The statement I need to prove is the following:
$a\neq0\Rightarrow a^{-1}\neq0$, for all $a$ from $\mathbb R$.
I have tried to use the method of proof by contradiction and came up with the following:
Let $a$ be a random element from $\mathbb R$, such that $a=b \Rightarrow a^{-1}=0$, with $b\neq 0$.
$a=b$
$\Rightarrow a\cdot b^{-1}=b\cdot b^{-1}$
$\Rightarrow a\cdot b^{-1}=1$
$\Rightarrow a\cdot b\cdot a^{-1}=1\cdot a^{-1}$
$\Rightarrow a\cdot a^{-1}\cdot b=a^{-1}\cdot 1$
$\Rightarrow 1\cdot b=a^{-1}\cdot 1$
$\Rightarrow b\cdot 1 = a^{-1}\cdot 1$
$\Rightarrow a^{-1}$
Because $b\neq 0$, it contradicts the assumption we have taken at the beginning. Therefore,
$a\neq 0 \Rightarrow a^{-1}\neq 0$
I used the alebraical axioms to reason each step, but I was not sure if this is a valid proof as I am still not used to what makes proofs proofs. A confirmation or an explanation would be much appreciated. Thanks!

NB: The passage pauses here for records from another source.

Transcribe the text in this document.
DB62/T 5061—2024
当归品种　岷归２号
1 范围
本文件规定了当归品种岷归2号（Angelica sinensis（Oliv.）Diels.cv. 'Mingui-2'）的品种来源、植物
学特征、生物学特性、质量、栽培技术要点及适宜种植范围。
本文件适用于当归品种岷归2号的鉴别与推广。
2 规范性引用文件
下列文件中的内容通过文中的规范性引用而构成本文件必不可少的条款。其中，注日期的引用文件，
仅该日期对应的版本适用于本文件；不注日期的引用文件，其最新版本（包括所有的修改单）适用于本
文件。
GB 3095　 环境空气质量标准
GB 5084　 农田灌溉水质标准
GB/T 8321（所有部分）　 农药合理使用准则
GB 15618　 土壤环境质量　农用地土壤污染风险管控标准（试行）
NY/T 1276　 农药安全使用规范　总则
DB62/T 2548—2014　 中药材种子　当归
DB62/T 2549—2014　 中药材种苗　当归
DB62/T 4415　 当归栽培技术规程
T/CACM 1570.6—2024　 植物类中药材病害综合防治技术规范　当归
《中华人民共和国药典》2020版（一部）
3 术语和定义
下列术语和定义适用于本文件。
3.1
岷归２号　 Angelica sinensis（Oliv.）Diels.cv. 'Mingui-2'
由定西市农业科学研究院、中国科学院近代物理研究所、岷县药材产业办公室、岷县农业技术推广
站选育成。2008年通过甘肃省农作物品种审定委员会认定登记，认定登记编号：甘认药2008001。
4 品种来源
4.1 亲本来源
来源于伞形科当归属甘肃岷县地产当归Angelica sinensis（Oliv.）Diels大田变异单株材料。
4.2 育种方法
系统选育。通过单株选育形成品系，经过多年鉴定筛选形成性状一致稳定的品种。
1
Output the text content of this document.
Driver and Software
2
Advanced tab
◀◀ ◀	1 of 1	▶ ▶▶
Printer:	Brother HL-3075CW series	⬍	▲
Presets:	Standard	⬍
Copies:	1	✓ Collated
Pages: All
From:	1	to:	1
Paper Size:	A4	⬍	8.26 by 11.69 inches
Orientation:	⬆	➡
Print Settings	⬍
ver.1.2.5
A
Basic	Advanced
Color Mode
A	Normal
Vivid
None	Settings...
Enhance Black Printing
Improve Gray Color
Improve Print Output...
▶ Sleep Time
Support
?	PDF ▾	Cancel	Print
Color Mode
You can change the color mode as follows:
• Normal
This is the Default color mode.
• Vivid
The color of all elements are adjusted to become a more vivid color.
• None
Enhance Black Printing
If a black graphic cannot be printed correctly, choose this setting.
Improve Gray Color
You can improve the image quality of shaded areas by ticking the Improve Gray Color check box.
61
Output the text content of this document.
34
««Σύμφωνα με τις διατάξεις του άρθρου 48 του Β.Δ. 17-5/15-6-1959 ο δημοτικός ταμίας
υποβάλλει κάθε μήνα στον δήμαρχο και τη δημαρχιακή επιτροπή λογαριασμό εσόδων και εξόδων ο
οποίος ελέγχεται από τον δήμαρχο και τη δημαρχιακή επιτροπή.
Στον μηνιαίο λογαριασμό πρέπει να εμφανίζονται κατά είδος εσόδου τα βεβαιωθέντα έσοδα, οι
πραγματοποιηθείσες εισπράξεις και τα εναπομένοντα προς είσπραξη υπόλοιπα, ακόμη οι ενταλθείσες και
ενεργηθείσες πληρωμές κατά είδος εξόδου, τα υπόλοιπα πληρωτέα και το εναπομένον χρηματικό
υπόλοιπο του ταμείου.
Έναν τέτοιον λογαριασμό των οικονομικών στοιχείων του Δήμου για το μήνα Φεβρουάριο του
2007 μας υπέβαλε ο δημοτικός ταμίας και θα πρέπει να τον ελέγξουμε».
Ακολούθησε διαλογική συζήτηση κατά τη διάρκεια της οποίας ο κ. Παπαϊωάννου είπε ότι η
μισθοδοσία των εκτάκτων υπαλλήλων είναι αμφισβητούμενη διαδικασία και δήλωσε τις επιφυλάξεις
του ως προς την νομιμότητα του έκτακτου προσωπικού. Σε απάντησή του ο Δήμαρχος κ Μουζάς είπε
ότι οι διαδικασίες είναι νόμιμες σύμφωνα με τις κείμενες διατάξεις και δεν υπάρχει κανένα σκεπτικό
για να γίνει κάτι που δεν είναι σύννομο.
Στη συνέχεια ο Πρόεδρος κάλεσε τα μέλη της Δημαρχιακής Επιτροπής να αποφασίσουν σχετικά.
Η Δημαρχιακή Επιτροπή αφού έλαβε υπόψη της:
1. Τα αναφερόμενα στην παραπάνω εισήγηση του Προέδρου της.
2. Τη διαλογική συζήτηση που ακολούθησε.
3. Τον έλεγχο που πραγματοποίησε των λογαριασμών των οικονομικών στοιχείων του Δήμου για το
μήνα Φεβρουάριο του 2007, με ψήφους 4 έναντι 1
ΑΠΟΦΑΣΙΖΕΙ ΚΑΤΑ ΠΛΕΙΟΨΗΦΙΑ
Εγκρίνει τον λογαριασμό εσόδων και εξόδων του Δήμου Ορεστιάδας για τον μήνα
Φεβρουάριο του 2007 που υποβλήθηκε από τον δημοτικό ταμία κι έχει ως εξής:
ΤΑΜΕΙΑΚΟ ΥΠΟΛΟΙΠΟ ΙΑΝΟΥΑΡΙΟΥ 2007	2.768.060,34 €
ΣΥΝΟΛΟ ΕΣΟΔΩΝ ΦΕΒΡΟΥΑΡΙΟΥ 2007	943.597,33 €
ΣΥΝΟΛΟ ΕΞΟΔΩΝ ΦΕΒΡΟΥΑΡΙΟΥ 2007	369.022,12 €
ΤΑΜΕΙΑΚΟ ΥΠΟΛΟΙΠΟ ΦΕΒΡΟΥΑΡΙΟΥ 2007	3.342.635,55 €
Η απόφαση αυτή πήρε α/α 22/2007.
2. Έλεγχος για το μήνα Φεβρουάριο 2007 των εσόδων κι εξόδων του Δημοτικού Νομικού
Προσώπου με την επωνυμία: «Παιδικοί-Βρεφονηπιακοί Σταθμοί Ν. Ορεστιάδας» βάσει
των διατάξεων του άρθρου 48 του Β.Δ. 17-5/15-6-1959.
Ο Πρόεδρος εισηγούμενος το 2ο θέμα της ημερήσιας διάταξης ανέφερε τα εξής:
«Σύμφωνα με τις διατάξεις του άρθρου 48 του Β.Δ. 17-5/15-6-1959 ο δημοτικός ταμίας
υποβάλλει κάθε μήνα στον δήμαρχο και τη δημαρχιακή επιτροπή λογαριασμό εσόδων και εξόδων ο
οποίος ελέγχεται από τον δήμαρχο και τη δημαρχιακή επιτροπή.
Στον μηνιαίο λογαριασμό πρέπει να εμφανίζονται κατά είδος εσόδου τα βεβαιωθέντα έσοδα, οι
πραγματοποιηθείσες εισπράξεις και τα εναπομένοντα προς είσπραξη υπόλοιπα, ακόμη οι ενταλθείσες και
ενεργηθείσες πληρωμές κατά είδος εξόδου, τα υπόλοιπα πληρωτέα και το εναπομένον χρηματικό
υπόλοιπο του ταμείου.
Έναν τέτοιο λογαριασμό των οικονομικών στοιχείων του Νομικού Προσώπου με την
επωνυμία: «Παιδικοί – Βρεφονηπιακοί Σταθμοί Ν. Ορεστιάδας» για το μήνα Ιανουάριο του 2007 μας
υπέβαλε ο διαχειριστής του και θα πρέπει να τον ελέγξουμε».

It's a little confusing to follow. There is no need to introduce a second variable $b$, and your second to last line is a little unclear $\implies a^{-1}$.
Instead you can argue like this, suppose $a^{-1}=0$, then $1=a\cdot a^{-1}=a\cdot 0=0$ which is a contradiction.